Thursday, December 3, 2009

Return to Reverence

On the Lord's Day I attended a United Reformed Church in the Grand Rapids area, and the pastor preached on the second commandment articulated in the Heidelberg Catechism. For those unfamiliar with Reformed confessions, the Heidelberg Catechism is confessed by churches of the Dutch Reformed family---Reformed Church in America, Christian Reformed Church, and the United Reformed Church among others. The biblical passage used by the pastor was Hebrews 12:25-29. Verse 28 has struck me since I became Reformed. It reads: "Wherefore we receiving a kingdom which cannot be moved, let us have grace, whereby we may serve God acceptably with reverence and godly fear."
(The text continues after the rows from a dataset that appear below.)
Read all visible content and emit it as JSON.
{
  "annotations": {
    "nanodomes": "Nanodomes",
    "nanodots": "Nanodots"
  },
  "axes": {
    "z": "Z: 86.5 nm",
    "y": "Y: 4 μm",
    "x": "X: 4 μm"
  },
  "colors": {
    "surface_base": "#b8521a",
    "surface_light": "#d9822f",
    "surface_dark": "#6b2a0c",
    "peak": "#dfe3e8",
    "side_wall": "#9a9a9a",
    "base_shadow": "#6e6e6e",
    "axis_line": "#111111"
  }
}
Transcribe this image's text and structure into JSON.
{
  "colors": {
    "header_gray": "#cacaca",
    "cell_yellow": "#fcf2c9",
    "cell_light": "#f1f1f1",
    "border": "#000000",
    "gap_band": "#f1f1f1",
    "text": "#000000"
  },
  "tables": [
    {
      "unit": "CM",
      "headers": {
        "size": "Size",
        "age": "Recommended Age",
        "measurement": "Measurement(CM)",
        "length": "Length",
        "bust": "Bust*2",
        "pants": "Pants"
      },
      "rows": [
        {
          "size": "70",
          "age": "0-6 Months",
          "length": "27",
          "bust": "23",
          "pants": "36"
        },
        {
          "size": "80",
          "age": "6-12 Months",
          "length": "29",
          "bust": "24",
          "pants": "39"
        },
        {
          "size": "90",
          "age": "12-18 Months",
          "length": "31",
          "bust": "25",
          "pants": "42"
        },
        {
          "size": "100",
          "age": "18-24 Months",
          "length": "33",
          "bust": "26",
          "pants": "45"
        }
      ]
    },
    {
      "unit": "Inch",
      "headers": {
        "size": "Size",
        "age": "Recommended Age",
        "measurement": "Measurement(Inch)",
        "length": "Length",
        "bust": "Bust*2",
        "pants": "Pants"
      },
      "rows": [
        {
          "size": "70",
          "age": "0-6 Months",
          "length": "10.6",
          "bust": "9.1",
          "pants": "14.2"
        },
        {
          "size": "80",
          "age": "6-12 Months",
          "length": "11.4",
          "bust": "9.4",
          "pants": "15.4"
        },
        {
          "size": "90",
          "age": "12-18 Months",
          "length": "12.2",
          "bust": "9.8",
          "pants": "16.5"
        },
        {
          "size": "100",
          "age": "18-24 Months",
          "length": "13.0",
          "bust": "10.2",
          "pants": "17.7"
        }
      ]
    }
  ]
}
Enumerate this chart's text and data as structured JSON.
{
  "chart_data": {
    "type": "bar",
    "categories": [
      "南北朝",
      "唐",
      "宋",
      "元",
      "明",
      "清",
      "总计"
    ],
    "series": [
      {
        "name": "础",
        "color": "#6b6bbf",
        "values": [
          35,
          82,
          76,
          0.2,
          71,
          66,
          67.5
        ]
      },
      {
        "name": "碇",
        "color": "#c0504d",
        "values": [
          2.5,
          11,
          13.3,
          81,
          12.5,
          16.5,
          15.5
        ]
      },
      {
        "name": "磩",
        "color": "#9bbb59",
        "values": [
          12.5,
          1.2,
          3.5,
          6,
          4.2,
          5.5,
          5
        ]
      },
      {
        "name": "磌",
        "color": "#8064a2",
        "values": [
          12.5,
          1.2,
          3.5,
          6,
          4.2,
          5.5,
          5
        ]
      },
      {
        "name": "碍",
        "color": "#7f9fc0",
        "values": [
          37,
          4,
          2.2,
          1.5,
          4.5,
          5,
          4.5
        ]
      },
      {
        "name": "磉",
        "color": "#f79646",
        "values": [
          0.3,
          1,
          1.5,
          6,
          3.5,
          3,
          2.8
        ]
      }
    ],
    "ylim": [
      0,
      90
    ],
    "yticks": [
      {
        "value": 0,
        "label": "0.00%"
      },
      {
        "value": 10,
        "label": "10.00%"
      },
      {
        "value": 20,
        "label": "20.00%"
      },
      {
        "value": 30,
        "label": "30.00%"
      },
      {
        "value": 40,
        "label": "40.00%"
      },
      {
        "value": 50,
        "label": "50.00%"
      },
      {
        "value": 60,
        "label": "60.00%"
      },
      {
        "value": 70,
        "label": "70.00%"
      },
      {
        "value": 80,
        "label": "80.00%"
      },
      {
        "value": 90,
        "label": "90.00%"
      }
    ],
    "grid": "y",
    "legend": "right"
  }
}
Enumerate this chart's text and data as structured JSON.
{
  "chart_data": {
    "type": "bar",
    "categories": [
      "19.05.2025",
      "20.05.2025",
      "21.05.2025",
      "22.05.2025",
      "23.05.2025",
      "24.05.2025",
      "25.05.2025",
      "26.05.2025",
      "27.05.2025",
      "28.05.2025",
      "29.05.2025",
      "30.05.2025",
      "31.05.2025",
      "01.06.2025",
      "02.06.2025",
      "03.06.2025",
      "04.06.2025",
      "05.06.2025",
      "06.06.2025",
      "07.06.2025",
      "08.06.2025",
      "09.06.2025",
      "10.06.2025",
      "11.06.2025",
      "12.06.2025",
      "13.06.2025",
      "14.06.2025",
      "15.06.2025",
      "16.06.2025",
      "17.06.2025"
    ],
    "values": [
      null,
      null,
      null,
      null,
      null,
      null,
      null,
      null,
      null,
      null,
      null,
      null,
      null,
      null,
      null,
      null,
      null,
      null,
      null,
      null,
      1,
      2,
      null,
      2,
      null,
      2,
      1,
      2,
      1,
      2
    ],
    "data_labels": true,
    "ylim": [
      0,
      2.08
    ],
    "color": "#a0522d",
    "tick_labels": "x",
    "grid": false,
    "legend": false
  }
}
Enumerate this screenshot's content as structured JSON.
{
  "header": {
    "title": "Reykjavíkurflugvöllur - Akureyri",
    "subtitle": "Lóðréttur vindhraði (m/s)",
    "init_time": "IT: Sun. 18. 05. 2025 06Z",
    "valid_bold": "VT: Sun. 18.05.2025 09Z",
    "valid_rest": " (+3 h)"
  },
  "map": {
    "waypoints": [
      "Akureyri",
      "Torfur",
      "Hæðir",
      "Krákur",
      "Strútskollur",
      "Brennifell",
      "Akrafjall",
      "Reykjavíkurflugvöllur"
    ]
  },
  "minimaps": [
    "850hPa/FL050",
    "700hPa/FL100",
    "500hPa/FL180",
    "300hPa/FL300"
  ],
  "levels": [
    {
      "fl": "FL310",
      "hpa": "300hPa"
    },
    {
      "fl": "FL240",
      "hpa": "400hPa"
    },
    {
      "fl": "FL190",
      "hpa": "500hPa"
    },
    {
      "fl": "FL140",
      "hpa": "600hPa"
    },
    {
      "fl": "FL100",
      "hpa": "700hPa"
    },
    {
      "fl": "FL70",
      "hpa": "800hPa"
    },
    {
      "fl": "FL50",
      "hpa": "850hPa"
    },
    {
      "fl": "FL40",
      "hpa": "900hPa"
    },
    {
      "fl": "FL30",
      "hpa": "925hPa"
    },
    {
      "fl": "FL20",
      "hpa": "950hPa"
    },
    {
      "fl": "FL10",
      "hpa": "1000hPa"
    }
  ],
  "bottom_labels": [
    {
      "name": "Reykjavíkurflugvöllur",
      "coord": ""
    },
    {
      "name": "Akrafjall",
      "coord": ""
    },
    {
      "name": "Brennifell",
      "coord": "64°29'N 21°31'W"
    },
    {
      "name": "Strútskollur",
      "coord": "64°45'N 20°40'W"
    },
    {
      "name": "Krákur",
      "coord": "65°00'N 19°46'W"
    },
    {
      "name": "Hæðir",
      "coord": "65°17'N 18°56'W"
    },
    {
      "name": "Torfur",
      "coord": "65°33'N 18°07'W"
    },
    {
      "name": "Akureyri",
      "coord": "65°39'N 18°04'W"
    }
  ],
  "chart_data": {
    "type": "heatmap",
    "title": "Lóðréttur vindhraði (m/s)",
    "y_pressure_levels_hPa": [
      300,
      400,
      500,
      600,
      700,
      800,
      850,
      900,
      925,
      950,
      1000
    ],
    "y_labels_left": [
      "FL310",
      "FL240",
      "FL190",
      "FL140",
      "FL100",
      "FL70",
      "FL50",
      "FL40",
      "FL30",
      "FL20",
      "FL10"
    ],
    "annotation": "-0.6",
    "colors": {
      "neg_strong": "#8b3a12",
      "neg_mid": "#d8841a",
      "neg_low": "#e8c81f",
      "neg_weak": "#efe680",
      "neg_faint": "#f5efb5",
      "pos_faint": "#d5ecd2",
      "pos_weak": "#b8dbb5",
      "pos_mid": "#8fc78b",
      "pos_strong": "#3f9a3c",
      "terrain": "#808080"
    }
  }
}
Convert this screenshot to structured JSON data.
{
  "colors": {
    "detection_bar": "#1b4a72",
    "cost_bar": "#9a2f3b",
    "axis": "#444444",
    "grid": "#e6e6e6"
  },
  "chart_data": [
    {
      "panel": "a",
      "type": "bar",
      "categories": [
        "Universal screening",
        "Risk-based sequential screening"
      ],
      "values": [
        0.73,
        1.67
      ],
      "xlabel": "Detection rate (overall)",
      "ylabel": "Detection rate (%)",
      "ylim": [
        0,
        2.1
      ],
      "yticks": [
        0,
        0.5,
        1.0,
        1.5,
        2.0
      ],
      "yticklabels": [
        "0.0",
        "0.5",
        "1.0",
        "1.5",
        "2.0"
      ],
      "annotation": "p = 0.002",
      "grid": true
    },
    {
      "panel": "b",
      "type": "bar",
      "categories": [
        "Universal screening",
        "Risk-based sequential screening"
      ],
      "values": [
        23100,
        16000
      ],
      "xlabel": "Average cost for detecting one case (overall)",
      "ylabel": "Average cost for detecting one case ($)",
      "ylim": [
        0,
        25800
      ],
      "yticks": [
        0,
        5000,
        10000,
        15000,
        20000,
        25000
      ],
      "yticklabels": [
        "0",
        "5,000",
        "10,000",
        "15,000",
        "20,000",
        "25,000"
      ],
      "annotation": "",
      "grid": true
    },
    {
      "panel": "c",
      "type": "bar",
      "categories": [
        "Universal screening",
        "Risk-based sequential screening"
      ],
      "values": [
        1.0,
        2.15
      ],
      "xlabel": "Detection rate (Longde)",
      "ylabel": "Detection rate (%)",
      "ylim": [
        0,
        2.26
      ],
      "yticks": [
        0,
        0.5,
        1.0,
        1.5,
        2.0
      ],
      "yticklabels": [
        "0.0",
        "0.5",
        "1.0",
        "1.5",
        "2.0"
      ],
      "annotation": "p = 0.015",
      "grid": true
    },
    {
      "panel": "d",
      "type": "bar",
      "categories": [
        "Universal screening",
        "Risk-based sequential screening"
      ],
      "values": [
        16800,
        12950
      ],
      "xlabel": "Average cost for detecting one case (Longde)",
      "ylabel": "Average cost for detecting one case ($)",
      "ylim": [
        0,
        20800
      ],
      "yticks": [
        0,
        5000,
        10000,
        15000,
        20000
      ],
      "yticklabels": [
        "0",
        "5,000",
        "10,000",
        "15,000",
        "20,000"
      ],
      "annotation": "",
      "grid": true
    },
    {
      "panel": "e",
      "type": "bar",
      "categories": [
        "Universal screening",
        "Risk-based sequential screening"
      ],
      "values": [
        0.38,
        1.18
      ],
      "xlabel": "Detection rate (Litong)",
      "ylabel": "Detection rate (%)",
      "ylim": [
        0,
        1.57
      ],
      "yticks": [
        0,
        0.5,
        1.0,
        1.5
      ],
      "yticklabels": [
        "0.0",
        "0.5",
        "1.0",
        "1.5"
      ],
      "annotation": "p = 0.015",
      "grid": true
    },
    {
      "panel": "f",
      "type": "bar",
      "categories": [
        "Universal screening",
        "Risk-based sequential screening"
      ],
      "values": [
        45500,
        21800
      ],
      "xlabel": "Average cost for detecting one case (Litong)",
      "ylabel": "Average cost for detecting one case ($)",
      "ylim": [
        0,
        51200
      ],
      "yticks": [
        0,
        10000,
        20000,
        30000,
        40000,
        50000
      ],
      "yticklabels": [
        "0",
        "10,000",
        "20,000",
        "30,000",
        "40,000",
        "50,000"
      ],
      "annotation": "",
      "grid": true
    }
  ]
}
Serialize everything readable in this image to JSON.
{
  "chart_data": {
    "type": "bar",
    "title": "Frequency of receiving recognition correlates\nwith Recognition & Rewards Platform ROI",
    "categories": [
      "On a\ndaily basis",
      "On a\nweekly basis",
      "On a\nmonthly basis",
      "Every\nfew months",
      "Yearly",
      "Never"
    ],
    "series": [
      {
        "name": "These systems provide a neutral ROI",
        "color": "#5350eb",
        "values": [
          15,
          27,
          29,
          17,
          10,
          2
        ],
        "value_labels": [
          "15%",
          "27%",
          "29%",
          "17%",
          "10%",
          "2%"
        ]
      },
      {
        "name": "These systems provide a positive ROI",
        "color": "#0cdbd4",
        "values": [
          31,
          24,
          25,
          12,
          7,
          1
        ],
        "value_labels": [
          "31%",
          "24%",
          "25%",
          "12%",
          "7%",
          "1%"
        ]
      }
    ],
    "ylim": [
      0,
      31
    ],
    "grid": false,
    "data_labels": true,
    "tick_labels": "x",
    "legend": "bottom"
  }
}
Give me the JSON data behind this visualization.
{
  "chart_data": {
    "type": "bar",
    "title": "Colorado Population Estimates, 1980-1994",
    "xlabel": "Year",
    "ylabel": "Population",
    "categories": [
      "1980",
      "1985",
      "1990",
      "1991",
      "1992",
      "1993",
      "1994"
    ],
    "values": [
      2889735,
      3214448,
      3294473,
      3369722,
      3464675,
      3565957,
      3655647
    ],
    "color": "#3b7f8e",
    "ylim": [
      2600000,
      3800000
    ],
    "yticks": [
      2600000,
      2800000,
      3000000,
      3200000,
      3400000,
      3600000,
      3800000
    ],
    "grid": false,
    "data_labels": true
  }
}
I know I've commented on this issue before, but I feel the need to re-iterate one thing. First, when discussion of worship in an African American context takes place there lacks discussion of what pleases God in our worship and what God requires. This verse clearly teaches the how of our worship, and this regardless of what ethnicity we are. Reverence and godly fear must pervade every aspect of our worship. Reverence refers to a sense of awe---an awe that results in a type of humility before God. Our praying should have this quality, our singing, our reading of the Scriptures, and our preaching. The music should be reverent, not upbeat but not sorrowful. We can rejoice while remaining reverent. We should do as the psalmist sings in Psalm 2 "rejoice with trembling."

I'm sorry to say that worhip in African American churches have little reverence. Often what I see is that man is the audience, not God. The emotionalism, the histrionics, the performances, etc. Are these reverent? Oh, God; give thy people a fresh sense of thy holiness when they gather to worship thee.